The data in the stolen files contained critical personal information included first and last names, dates of birth, Social Security numbers, and driver’s license / ID numbers — the kind of information you could use to set up an account in someone else’s name or hijack an existing one. It apparently did not include “phone numbers, account numbers, PINs or passwords.”
That isn’t the end of it, either, as over 850,000 prepaid T-Mobile customers were also victims of the breach, and for them, the exposed data includes “names, phone numbers, and account PINs.” Affected customers have already had their PINs reset and will receive a notification “right away.” There was also unspecified information accessed for inactive prepaid accounts. However, T-Mobile says, “No customer financial information, credit card information, debit or other payment information or SSN was in this inactive file.”

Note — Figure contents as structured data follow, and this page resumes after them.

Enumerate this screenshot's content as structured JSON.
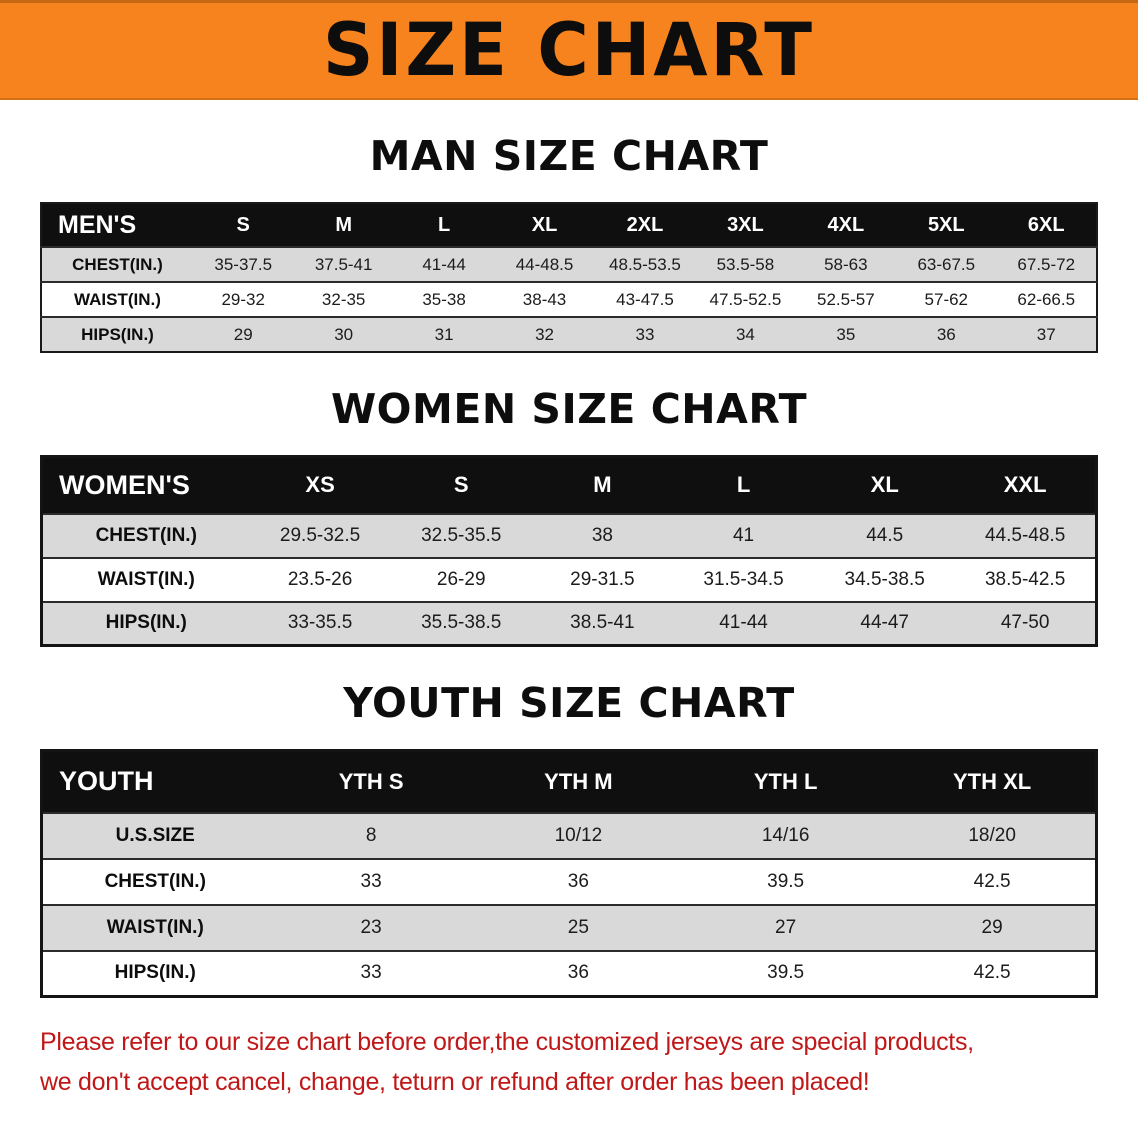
{
  "banner": {
    "title": "SIZE CHART"
  },
  "colors": {
    "banner-bg": "#f6831d",
    "table-header-bg": "#0f0f0f",
    "row-shade": "#d9d9d9",
    "disclaimer-red": "#c01818"
  },
  "sections": [
    {
      "id": "men",
      "heading": "MAN SIZE CHART",
      "table": {
        "header": [
          "MEN'S",
          "S",
          "M",
          "L",
          "XL",
          "2XL",
          "3XL",
          "4XL",
          "5XL",
          "6XL"
        ],
        "rows": [
          [
            "CHEST(IN.)",
            "35-37.5",
            "37.5-41",
            "41-44",
            "44-48.5",
            "48.5-53.5",
            "53.5-58",
            "58-63",
            "63-67.5",
            "67.5-72"
          ],
          [
            "WAIST(IN.)",
            "29-32",
            "32-35",
            "35-38",
            "38-43",
            "43-47.5",
            "47.5-52.5",
            "52.5-57",
            "57-62",
            "62-66.5"
          ],
          [
            "HIPS(IN.)",
            "29",
            "30",
            "31",
            "32",
            "33",
            "34",
            "35",
            "36",
            "37"
          ]
        ]
      }
    },
    {
      "id": "women",
      "heading": "WOMEN SIZE CHART",
      "table": {
        "header": [
          "WOMEN'S",
          "XS",
          "S",
          "M",
          "L",
          "XL",
          "XXL"
        ],
        "rows": [
          [
            "CHEST(IN.)",
            "29.5-32.5",
            "32.5-35.5",
            "38",
            "41",
            "44.5",
            "44.5-48.5"
          ],
          [
            "WAIST(IN.)",
            "23.5-26",
            "26-29",
            "29-31.5",
            "31.5-34.5",
            "34.5-38.5",
            "38.5-42.5"
          ],
          [
            "HIPS(IN.)",
            "33-35.5",
            "35.5-38.5",
            "38.5-41",
            "41-44",
            "44-47",
            "47-50"
          ]
        ]
      }
    },
    {
      "id": "youth",
      "heading": "YOUTH SIZE CHART",
      "table": {
        "header": [
          "YOUTH",
          "YTH S",
          "YTH M",
          "YTH L",
          "YTH XL"
        ],
        "rows": [
          [
            "U.S.SIZE",
            "8",
            "10/12",
            "14/16",
            "18/20"
          ],
          [
            "CHEST(IN.)",
            "33",
            "36",
            "39.5",
            "42.5"
          ],
          [
            "WAIST(IN.)",
            "23",
            "25",
            "27",
            "29"
          ],
          [
            "HIPS(IN.)",
            "33",
            "36",
            "39.5",
            "42.5"
          ]
        ]
      }
    }
  ],
  "disclaimer": {
    "line1": "Please refer to our size chart before order,the customized jerseys are special products,",
    "line2": "we don't accept cancel, change, teturn or refund after order has been placed!"
  }
}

Customers trust us with their private information and we safeguard it with the utmost concern. A recent cybersecurity incident put some of that data in harm’s way, and we apologize for that. We take this very seriously, and we strive for transparency in the status of our investigation and what we’re doing to help protect you.
The notice includes boilerplate language saying that “We take our customers’ protection very seriously,” but it rings especially hollow from T-Mobile considering that this is at least the fourth data breach exposed in the last few years, including one in January. According to the company’s statement, its investigation began based on a report of someone claiming in an online forum that they had compromised T-Mobile’s servers.
A Twitter account advertising stolen data for sale claimed the attack affected all 100 million customers and included IMEI / IMSI data for 36 million customers that could uniquely identify specific devices or SIM cards, but T-Mobile’s announcement does not confirm that is the case.
T-Mobile has added a page on its site where customers can go for information as well as shortcuts to change their PINs and passwords. It’s offering two years of free identity protection services from McAfee, recommends postpaid customers change their PIN, and mentions its Account Takeover Protection capabilities to prevent SIM-swapping attacks.
Update August 18th, 4:49PM ET: Added link and information regarding T-Mobile’s dedicated site, and its apology statement.